Attorneys representing a Florida man challenging that state’s ban on open carry have, unintentionally or otherwise, raised an interesting problem for the U.S. Supreme Court, which they have petitioned for review.
The case of Dale Lee Norman v. State of Florida may not wind up being heard by the high court but it does point to a dilemma. The Florida Supreme Court ruled against Norman, who was convicted for openly carrying a sidearm in violation of state law. The Florida court held that “the Second Amendment does not guarantee a right openly to carry a firearm in public,” according to the appeal brief.
The problem is that at the far end of the country, the U.S. Ninth Circuit Court of Appeals ruled in a case challenging California’s concealed carry permit system that the U.S. Constitution does not protect the concealed carry of a handgun. Author Frank Miniter, writing in Forbes, explained why he thinks the Ninth Circuit is all wet.
So, which is it? Under the Second Amendment, the right to keep and bear arms is protected, as affirmed by the Supreme Court in both the 2008 Heller ruling and the 2010 McDonald decision. If open carry isn’t protected, then common sense would dictate that concealed carry must be.
Out in the Ninth Circuit, the situation is reversed. Since concealed carry is not protected, then open carry must be, but that’s a problem in California where open carry has been prohibited.
This is a mess that only the U.S. Supreme Court can clean up, but since 2010, the highest court in the land has steadfastly refused to hear cases challenging state carry regulations.
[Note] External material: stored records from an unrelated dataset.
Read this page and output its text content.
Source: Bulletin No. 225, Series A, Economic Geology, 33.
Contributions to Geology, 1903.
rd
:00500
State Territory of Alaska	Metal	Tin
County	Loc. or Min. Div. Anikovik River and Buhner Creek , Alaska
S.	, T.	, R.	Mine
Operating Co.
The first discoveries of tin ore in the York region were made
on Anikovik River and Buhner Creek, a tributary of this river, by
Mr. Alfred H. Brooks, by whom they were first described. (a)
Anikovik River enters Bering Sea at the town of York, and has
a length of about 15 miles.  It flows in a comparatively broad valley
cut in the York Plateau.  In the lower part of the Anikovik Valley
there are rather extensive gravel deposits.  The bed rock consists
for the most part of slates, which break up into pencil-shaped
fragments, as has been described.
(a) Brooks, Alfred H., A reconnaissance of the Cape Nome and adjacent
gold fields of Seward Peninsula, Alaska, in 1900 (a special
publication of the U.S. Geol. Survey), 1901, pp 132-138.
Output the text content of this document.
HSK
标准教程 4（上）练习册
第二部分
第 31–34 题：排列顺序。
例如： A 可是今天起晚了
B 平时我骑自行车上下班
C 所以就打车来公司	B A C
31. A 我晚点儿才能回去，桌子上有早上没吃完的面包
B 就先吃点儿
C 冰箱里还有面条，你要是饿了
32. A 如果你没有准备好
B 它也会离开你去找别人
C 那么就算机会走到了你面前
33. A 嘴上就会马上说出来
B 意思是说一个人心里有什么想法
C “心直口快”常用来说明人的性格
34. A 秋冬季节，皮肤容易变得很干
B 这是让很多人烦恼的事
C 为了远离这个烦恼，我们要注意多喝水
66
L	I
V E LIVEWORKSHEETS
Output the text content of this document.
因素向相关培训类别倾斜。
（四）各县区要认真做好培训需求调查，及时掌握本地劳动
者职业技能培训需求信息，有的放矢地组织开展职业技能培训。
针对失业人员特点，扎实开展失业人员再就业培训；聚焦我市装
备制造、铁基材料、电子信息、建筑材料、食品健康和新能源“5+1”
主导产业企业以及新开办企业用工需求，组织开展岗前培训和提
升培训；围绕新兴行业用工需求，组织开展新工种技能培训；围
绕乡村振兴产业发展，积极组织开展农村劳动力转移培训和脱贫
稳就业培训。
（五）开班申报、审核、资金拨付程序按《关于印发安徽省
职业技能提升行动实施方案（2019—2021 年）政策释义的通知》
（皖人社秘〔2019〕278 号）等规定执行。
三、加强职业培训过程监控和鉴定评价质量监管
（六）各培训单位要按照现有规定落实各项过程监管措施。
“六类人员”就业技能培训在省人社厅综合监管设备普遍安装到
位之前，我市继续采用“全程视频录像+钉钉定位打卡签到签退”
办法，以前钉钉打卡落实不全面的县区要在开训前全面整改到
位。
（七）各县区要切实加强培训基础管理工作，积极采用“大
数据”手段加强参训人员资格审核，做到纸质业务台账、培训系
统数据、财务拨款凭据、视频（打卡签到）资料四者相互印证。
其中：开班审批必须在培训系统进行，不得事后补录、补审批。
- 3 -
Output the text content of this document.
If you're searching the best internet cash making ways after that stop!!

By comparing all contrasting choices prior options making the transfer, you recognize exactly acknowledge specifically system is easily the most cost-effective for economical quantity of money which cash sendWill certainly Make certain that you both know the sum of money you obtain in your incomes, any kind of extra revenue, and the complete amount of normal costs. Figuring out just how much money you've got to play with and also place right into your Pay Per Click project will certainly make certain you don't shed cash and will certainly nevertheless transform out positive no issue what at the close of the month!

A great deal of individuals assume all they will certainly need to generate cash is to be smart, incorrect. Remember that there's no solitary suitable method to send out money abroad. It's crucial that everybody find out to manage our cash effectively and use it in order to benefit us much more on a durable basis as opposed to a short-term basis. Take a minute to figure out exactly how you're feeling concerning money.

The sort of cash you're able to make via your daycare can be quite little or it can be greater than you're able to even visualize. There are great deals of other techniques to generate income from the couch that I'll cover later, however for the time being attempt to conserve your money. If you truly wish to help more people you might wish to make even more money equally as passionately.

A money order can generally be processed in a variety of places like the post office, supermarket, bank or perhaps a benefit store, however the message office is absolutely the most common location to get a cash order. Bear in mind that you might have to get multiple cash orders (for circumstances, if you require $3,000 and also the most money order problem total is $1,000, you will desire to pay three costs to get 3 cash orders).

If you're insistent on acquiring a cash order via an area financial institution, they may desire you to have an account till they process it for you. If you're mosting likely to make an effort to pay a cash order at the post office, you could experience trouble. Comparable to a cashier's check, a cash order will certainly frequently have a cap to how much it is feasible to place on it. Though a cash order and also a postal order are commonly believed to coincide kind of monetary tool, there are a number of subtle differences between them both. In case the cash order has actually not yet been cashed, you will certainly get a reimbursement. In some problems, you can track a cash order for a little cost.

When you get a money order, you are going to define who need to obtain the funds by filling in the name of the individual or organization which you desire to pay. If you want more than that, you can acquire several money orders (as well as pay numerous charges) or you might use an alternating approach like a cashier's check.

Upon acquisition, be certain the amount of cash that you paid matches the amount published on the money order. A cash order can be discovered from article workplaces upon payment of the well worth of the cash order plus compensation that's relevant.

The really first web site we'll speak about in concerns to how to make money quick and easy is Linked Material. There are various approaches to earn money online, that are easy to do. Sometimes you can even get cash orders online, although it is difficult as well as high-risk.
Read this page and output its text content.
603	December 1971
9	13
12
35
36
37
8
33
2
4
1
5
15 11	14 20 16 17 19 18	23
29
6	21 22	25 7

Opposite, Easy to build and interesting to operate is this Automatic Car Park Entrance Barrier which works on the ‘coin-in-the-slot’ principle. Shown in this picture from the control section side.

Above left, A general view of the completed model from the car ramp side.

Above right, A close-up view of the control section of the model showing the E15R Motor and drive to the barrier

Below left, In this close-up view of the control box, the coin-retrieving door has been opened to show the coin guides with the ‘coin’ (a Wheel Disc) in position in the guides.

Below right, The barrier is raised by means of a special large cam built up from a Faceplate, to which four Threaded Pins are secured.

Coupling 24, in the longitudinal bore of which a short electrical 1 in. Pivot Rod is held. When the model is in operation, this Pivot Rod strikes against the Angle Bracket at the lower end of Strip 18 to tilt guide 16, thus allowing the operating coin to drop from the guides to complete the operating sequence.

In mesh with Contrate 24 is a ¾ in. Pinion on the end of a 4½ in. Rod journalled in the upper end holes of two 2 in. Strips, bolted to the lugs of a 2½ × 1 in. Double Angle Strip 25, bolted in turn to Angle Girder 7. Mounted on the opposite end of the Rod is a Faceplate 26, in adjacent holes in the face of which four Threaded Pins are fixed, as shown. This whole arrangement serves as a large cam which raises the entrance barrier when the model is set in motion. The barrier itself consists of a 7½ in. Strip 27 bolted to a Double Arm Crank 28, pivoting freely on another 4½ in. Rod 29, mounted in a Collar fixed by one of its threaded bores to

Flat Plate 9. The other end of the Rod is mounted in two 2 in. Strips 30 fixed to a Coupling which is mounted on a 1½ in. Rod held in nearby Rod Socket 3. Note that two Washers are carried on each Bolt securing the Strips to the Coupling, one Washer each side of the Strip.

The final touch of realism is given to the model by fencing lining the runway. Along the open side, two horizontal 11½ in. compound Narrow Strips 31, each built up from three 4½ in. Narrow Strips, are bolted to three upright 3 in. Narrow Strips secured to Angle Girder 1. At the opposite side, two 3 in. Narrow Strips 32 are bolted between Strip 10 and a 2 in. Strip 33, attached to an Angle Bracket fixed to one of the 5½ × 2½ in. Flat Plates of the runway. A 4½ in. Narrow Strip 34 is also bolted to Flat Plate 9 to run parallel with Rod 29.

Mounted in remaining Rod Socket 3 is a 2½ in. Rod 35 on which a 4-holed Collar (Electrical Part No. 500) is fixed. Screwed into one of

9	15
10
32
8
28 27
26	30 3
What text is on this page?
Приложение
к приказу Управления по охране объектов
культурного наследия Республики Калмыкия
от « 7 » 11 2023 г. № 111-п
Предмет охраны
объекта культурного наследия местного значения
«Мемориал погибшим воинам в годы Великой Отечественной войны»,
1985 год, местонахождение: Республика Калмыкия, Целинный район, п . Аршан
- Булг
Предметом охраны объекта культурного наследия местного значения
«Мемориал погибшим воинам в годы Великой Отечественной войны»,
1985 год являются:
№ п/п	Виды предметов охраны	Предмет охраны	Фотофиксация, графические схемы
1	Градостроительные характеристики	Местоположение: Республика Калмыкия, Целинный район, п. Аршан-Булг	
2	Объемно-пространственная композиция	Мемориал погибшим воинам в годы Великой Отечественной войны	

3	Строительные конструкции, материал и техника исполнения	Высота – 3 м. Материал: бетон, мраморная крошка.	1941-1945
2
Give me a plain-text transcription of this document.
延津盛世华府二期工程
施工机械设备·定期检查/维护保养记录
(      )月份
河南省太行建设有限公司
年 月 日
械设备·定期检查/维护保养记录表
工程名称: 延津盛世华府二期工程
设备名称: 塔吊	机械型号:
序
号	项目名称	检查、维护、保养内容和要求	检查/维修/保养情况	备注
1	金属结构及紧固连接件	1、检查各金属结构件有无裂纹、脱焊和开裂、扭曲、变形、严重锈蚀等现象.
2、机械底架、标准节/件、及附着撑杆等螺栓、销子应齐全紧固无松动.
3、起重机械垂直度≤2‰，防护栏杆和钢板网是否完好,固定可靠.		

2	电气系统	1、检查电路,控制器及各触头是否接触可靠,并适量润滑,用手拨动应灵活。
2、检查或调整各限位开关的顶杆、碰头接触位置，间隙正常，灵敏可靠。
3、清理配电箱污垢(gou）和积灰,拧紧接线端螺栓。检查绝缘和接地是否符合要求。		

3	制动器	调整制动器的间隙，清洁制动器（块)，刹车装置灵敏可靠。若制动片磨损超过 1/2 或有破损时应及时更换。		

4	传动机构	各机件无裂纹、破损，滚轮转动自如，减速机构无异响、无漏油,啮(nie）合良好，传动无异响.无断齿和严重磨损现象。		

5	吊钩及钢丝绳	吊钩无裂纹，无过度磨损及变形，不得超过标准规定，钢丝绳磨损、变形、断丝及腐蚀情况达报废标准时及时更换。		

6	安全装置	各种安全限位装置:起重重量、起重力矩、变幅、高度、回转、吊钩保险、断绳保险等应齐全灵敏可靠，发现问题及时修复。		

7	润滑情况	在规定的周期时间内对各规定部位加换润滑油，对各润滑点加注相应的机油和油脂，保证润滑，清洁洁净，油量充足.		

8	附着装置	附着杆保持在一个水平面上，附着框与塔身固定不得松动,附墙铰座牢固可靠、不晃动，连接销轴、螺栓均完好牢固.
It is almost as though the court is reluctant to accept such a case because the justices perhaps realize there is really only one way such a case could be decided: The right to “bear” arms is exactly as stated, that citizens have the right to carry guns outside the home, whether openly or concealed.
That the Supreme Court has declined to hear such a case is baffling unless one subscribes to the notion that the justices simply do not want to hand down an inevitable ruling that could turn some state gun laws upside down. Instead, Second Amendment activists remain frustrated.
Norman, according to a summary of his case, got his license to carry in February 2012. He “left his home in Fort Pierce on foot with a .38 caliber handgun and his license. A bystander saw him walking alongside U.S. Highway 1 with his handgun holstered on his waist and not covered by clothing. Officers from the Fort Pierce Police Department, responding to a call, saw him walking down a sidewalk visibly carrying the firearm in a holster outside of his shirt.”
He was stopped, officers aimed sidearms at him, and he was arrested. Motions to dismiss the case were rejected, and he was ultimately convicted.
According to the brief, the state Supreme Court applied “intermediate scrutiny” to the case, with the majority upholding the state’s ban on open carry.
The case is supported by Florida Carry, which was honored last year as the Grassroots Group of the Year at the Gun Rights Policy Conference in Tampa.
Whether the high court accepts the case, which seems unlikely considering recent history, it reinforces arguments that eventually the court must take a carry case and put this matter to rest.
The Supreme Court petition was filed by veteran attorney and author Stephen Halbrook of Virginia and Florida attorney Eric Friday.